O diretor do equipamento, Fernando Medeiros, acredita que a pandemia provocou esse aumento significativo não só na sua cidade, mas em todo o Ceará. No entanto, acredita que a ampliação dos serviços, como a oferta de alimentação, incentivou a procura. “Antes, era apenas o café da manhã. Hoje, temos o almoço o lanche. Isso fez com que as pessoas em situação de rua nos procurassem, porque sabem que tem um suporte maior”, completa.   

Legenda: Outro indício do impacto da pandemia foi o aumento de atendimentos a pessoas em situação de rua - Foto: Antonio Rodrigues

“SITUAÇÕES DE CRISE ESCANCARAM OS NOSSOS PROBLEMAS”  

O sociólogo Benjamim Lucas ressalta que, antes mesmo da chegada da pandemia, a sociedade já convivia com diversas vulnerabilidades sociais, como a violência, a fome, dificuldades de saneamento básico, problemas na qualidade de habitação e renda. Com a chegada da crise sanitária causada pela Covid-19, as condições se agravam.

“É evidente que pessoas com menor grau de recursos, acesso a direitos básicos, sentem mais o impacto. A pandemia escancara isso. A fome voltou a bater a porta de milhares de pessoas”, exemplifica.

A geração de renda, que em parte da população é precária e muito ligada ao trabalho do dia a dia, como vendedores ambulantes, ou aqueles que prestam serviços de forma pontual, sem uma estruturação financeira, foi bruscamente afetada, aponta o sociólogo, pela necessidade de diminuir a circulação de pessoas nas ruas.

Quando não tem um plano estruturado das autoridades governamentais para apoiar numa situação crítica, se torna mais preocupante”

BENJAMIM LUCAS

Sociólogo

Com tudo isso, Benjamim ressalta a importância das políticas públicas de proteção, justamente para assegurar direitos básicos à população, considerando a historicidade de desigualdade social. “Antes mesmo da pandemia, já acompanhava a insegurança alimentar aumentando.

Também já havia um processo de enfraquecimento das políticas públicas, como congelamento de recursos para a Saúde, onde deveria ser ampliada. Casado a isso, as dificuldades de ordem econômica e o enfraquecimento do CRAS, Creas. O próprio auxílio emergencial foi fruto de muito tensionamento e ainda assim foi suspenso”, completa.

AUMENTO DA VIOLÊNCIA  

Entre outros problemas sociais, a violência, no olhar de Benjamim, é um marcador da desigualdade e isso aparece de forma significativa na pandemia. De acordo com o Anuário Brasileiro de Segurança Pública, feita pelo Fórum Nacional de Segurança Pública, lançado no mês passado, Juazeiro do Norte é uma das sete cidades cearenses com população acima de 100 mil habitantes que aparecem com uma taxa de mortes violentas intencionais, como homicídios e latrocínios, acima da média nacional, em 2020.

A publicação aponta que a terra do Padre Cícero teve 48,8 mortes violentas intencionais a cada 100 mil habitantes, superando o Ceará, que tem uma média de 45,2, e o Brasil, que uma taxa de 23,6. Ao todo, foram 134 ocorrências deste no município, no ano passado.

“As pessoas violentadas, no sentido de homicídios, geralmente são negras, de classe econômica mais baixa, com menor acesso à educação, situação de moradia e comunitária de menor qualidade.
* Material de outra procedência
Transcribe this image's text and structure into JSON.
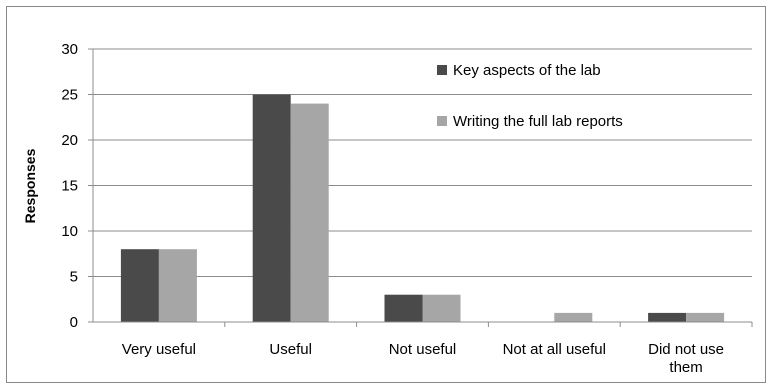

São conjuntos de indicadores que, se não são determinantes, colocam as pessoas em situação de vulnerabilidade à violência. Quando se tem esse agravamento (pela pandemia), tem uma falência de nossas políticas de não conseguirmos proteger essas pessoas em suas diversas dimensões”, acredita Benjamim.   

O sociólogo ressalta que há dificuldade no acompanhamento da efetividade da segurança pública, que depende de outros fatores, além do efetivo policial. “A segurança é feita por outras estratégias, como ocupação de espaço, circulação de pessoas, integração com os serviços de assistência social, saúde, educação e cultura. Integrar para reduzir esses conflitos”, sugere o sociólogo.